When I spoke with Food Chains director Sanjay Rawal for this series, we both agreed it made sense to look at the conventionally grown tomato as our “text.” The fruit, after all, is a legible object—with a little training, you can see the ways supply-chain practices are written all across its (artificially-ripened) skin. In our conversation, he close-reads America’s grocery-store staple, exploring the implications of practices that dictate the tomato’s shape, size, color, taste, and price.
Food Chains—narrated by Forest Whitaker, executive produced by Eva Longoria—is in theaters now.
Sanjay Rawal: I grew up in the East Bay, in a very urban setting. And yet the tomato fields were always close by: In my hometown San Leandro, Del Monte had its main breeding and research station in the U.S. Up until the late '80s, Del Monte was the second-largest tomato-processing company in the world. They were pretty much a ubiquitous brand in vegetables, from bananas and beans to canned goods and tomatoes.

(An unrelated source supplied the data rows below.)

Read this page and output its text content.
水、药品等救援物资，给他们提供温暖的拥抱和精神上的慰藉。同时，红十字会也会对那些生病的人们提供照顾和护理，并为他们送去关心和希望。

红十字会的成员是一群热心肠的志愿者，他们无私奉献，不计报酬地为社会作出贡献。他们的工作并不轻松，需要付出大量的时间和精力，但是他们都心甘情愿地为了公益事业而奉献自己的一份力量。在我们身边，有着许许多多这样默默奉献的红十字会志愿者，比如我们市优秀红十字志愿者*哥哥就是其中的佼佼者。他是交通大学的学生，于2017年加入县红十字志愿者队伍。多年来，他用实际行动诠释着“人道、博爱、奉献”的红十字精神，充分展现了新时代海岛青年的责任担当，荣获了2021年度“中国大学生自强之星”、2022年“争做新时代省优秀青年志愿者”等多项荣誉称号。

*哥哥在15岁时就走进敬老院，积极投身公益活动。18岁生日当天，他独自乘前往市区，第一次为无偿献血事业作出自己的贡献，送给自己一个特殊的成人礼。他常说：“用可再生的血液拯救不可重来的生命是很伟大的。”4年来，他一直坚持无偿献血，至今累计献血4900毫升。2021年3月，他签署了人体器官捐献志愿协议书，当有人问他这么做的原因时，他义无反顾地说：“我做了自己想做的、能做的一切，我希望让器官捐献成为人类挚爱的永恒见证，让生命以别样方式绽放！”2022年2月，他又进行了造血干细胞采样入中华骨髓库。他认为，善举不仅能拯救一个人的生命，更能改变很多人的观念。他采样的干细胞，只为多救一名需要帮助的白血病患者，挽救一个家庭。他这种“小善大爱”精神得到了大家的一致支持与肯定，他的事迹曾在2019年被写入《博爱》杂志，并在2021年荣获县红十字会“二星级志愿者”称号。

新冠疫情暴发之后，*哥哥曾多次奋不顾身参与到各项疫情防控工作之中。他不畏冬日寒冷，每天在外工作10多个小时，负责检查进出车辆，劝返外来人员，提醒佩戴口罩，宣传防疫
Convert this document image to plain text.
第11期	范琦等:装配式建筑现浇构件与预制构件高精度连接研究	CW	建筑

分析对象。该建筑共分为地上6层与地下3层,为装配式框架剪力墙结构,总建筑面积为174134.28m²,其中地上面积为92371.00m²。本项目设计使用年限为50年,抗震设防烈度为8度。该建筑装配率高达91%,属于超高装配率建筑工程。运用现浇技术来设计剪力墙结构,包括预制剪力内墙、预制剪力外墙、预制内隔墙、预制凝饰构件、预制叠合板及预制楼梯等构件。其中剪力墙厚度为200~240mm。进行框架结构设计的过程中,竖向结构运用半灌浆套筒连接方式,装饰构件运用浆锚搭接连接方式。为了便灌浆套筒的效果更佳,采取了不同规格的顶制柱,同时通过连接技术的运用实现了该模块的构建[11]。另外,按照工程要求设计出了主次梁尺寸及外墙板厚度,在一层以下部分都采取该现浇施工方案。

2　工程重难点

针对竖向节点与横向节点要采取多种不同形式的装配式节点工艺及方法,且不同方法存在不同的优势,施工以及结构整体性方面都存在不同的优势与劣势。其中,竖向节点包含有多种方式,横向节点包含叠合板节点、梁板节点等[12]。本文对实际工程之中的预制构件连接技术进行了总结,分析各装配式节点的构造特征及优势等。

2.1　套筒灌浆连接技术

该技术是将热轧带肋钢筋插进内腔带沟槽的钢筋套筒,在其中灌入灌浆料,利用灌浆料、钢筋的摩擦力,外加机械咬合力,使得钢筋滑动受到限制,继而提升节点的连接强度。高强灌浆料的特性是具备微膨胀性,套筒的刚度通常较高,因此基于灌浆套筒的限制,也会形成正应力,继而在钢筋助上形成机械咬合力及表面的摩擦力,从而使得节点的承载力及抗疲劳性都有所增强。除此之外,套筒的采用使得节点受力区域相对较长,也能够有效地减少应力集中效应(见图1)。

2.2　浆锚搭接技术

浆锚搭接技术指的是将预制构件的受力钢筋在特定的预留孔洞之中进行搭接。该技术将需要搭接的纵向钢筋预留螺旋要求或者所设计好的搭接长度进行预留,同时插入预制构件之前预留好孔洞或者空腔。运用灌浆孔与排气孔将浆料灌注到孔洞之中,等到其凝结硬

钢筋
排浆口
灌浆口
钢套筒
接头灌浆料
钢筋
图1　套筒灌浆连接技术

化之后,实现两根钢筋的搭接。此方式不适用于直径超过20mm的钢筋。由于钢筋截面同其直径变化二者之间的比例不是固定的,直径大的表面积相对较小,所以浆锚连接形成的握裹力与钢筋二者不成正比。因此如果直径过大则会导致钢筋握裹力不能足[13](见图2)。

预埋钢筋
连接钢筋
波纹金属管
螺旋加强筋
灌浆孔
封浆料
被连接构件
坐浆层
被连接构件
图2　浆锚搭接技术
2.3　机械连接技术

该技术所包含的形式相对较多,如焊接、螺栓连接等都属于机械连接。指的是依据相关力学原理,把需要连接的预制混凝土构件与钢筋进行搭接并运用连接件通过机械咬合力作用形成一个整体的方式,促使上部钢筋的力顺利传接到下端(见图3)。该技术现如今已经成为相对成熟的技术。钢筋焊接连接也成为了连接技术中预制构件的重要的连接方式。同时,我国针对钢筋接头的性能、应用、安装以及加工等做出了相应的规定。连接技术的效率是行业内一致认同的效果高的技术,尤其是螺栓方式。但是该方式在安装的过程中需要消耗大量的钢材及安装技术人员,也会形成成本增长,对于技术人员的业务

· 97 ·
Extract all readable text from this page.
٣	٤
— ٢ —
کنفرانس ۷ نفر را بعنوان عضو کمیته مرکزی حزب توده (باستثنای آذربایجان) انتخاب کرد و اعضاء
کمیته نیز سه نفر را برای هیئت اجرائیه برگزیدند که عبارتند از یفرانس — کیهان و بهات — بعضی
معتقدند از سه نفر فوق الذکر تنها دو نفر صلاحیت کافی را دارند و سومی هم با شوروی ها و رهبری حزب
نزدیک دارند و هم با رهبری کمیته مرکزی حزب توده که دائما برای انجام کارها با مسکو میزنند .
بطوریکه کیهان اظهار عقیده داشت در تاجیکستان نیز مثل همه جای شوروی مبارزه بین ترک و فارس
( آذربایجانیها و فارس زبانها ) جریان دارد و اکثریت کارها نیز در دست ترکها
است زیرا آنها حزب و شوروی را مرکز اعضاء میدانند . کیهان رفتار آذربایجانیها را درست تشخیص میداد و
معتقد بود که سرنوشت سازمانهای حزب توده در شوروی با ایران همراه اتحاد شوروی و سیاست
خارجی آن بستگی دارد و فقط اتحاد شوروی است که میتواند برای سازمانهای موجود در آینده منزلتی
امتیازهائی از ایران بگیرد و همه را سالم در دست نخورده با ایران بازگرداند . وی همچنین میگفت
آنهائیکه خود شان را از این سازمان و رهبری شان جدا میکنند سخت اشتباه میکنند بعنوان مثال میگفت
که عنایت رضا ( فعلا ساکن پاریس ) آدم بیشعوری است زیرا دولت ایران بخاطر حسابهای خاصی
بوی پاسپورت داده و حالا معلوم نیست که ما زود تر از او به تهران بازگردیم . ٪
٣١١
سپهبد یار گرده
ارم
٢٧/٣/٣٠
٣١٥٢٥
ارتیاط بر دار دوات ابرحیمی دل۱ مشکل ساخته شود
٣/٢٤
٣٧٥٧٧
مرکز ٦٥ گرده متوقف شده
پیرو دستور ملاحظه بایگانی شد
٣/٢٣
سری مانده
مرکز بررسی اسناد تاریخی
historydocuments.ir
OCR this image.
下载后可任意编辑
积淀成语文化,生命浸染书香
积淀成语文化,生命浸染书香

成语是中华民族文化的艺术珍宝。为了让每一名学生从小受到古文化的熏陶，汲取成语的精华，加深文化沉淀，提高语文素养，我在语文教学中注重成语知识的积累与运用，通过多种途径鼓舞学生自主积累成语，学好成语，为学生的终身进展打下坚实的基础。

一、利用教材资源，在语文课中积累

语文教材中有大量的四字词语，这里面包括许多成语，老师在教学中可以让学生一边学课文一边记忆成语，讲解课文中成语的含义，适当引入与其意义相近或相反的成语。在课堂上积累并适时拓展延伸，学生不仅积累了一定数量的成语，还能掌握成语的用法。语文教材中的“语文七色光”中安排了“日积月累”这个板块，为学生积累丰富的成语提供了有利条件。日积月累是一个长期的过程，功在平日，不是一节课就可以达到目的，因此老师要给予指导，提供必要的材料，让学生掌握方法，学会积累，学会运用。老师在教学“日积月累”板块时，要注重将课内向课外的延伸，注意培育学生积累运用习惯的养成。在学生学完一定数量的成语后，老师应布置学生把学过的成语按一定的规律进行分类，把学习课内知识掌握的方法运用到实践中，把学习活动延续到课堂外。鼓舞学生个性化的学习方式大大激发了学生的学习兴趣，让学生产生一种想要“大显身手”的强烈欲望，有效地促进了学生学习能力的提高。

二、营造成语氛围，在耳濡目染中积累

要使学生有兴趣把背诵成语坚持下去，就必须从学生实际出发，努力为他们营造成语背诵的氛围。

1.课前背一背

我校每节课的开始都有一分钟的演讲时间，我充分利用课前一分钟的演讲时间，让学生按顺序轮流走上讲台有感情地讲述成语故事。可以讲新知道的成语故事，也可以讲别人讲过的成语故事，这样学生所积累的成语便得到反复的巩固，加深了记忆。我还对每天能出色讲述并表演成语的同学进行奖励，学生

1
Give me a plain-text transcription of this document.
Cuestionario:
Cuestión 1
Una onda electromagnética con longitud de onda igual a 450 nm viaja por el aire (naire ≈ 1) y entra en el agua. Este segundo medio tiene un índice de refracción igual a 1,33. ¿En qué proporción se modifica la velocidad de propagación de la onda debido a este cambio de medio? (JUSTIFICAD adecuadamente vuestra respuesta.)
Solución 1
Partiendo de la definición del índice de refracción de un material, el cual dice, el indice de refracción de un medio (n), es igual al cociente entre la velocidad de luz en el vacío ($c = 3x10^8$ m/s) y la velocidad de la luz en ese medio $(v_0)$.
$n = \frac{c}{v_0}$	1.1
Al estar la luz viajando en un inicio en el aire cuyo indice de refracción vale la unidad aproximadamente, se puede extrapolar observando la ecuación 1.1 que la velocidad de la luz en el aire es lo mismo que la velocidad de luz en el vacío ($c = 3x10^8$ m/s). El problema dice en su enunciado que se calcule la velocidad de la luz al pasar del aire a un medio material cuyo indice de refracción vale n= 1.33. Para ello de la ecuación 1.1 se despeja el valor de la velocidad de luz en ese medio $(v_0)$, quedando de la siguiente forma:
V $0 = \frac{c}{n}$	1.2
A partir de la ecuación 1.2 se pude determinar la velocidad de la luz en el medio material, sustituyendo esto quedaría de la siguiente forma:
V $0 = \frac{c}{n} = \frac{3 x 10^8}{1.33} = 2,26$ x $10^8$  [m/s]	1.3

My father worked for Del Monte as a breeder, and sometimes in the summer he’d bring me and my friends to work with him. My earliest memories of agriculture involved riding my BMX bike up and down rows of tomato crops. Whenever you needed a snack, there was stuff on the vines. The Del Monte fruits tasted great—they were being bred for good taste, which was my father’s speciality. I never grew up with a bad-tasting tomato. It wasn’t until I got to college, and ate food-service tomatoes for the first time, when I understood that not everybody was so lucky.
My degree is in molecular biology. When I graduated from Berkeley, I moved to New York to study with an Indian spiritual teacher named Sri Chinmoy. But you can’t really leave your past behind. While Sri Chinmoy was encouraging me to do human-rights work around the world, and I traveled to maybe 40 countries, my dad started his own agricultural genetics company. Since that’s my degree, he needed my help—and I began working with him on the side. It was a mom and pop operation, but we were known for good taste. Many of the varieties of tomatoes that are grown by Del Cabo, the organic varieties that you see in Trader Joe’s and Whole Foods, were developed by my dad.
But most of the tomatoes we eat aren’t bred for taste. They’re an industrial product, really—95 percent of the produce we eat in America comes from a massive supply chain with a lot of different nodes. It’s important to understand that, despite the power of the local food movement, large farmers’ markets only exist in major urban areas. Only 2 to 3 percent of our produce goes through those farmers’ market environments.
The rest of our produce, of course, goes through grocery stories—and grocery stores are built on their produce sections. The majority of profits come from the geographic perimeter of a stores: produce, meat and dairy, and now self-service hot-food bars. So the produce section is critically important. And market research shows that a produce section needs to be stocked with two things of high quality and constant quantity, year-round: bananas and tomatoes. If a market doesn’t have bananas and tomatoes, studies say, they’ll most likely lose the customer’s loyalty.